Counts rows per table using T-SQL passthrough:

SELECT COUNT_BIG(*) AS cnt FROM [schema].[table]

This runs inside the SQL engine — one query per table. No user data is transferred to Spark, only the resulting count (~KB per table).

Tables below min_row_count are excluded from further analysis.

Phase 4: Query Pattern Analysis

Reads queryinsights.frequently_run_queries (enabled by default on every Fabric Warehouse) and categorises queries into:

  • WHERE queries — contain a WHERE clause and reference large tables
  • Full-scan queries — reference large tables but have no WHERE clause

Both types are valuable signals:

  • WHERE queries identify specific columns used for filtering
  • Full-scan queries indicate tables that would benefit from any clustering (reducing I/O even without a specific predicate)

Queries are filtered by min_query_runs and internal system queries (like COUNT_BIG(*) from Phase 3) are excluded automatically.

Phase 5: Predicate Extraction

Parses the SQL text of WHERE queries using a regex-based heuristic to identify which columns appear in predicates.

The parser:

  1. Extracts WHERE clauses (everything between WHERE and ORDER BY/GROUP BY/HAVING/UNION/;/end of the query text)
  2. Finds identifiers in the clause text
  3. Matches them against known columns from Phase 1
  4. Detects comparison operators (=, >, <, BETWEEN, IN, LIKE, etc.)

The parser handles:

  • Bracket-quoted identifiers: [schema].[table].[column]
  • Two-part and three-part names
  • Multiple WHERE clauses in a single query (e.g., subqueries)

Results are aggregated into a dictionary of (schema, table, column) → total_weighted_hits, weighted by each query's number_of_runs.

Phase 6: Cardinality Estimation

Estimates distinct value counts for candidate columns using T-SQL passthrough:

SELECT COUNT_BIG(*) AS total,
       APPROX_COUNT_DISTINCT([column]) AS distinct_cnt
FROM [schema].[table]

APPROX_COUNT_DISTINCT runs inside the SQL engine using HyperLogLog — it's fast and accurate enough for classification without transferring any data to Spark.

Cardinality is estimated for:

  • All columns that appeared in WHERE predicates (Phase 5)
  • All columns currently in a CLUSTER BY (Phase 2)
  • All supported-type columns on full-scan tables, using a batch query that estimates multiple columns in a single T-SQL call

If T-SQL passthrough fails for any reason, the advisor falls back to reading through the Spark connector (slower, but reliable).

Phase 7: Scoring & Recommendations

Combines all signals into a composite score per column and groups results into per-table recommendations.

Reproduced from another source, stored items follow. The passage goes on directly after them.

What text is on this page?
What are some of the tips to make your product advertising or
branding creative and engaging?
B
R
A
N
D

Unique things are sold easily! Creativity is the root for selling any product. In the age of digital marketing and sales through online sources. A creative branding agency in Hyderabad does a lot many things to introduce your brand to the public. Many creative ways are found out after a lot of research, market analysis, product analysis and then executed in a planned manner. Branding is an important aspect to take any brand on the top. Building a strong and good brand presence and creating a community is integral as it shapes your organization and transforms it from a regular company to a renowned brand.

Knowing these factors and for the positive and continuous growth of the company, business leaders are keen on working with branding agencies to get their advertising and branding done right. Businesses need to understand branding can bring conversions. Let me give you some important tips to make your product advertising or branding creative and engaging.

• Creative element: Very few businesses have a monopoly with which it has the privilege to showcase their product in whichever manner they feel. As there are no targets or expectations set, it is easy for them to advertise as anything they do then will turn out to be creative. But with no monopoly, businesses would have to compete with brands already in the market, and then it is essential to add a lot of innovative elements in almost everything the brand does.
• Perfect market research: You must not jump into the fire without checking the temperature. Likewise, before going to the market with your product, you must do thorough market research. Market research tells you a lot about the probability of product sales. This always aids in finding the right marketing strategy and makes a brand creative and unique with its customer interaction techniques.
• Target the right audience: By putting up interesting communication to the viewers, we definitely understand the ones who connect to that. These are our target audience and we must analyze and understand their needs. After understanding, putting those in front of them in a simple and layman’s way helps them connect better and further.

See Scoring for the detailed formulas.

This phase produces:

  • A sorted list of ColumnScore objects
  • A list of TableRecommendation objects (grouped by table)
  • Three report formats: text, Markdown, HTML
  • An optional per-column CTAS DDL (when generate_ctas=True)

Data Flow

Phase 1 (metadata) ──────────────┐
Phase 2 (clustering) ────────────┤
Phase 3 (row counts) ────────────┼──► Phase 7 (scoring)
Phase 4 (queries) ──► Phase 5 ───┤        │
Phase 6 (cardinality) ───────────┘        ▼
                                    DataClusteringResult
                                    ├── all_scores
                                    ├── recommendations
                                    ├── scores_df
                                    ├── text_report
                                    ├── markdown_report
                                    └── html_report

Performance Characteristics

Phase Method Data Transfer Speed
1. Metadata T-SQL passthrough Metadata only (~KB) Instant
2. Clustering T-SQL passthrough Metadata only (~KB) Instant
3. Row Counts T-SQL COUNT_BIG(*) Count per table (~KB) Fast
4. Query Patterns T-SQL passthrough Query text only (~KB-MB) Fast
5. Predicates Local regex None (in-memory) Instant
6. Cardinality T-SQL APPROX_COUNT_DISTINCT None (computed server-side) Fast
7. Scoring Local computation None (in-memory) Instant

No user data is ever transferred to Spark — only metadata, counts, and aggregates.

Overall execution time depends primarily on the number of tables and the number of columns per table, since Phases 3 and 6 issue one or more T-SQL queries per table. Warehouses with a small number of tables will complete in seconds; larger environments with hundreds of tables and many columns will take longer, particularly during cardinality estimation.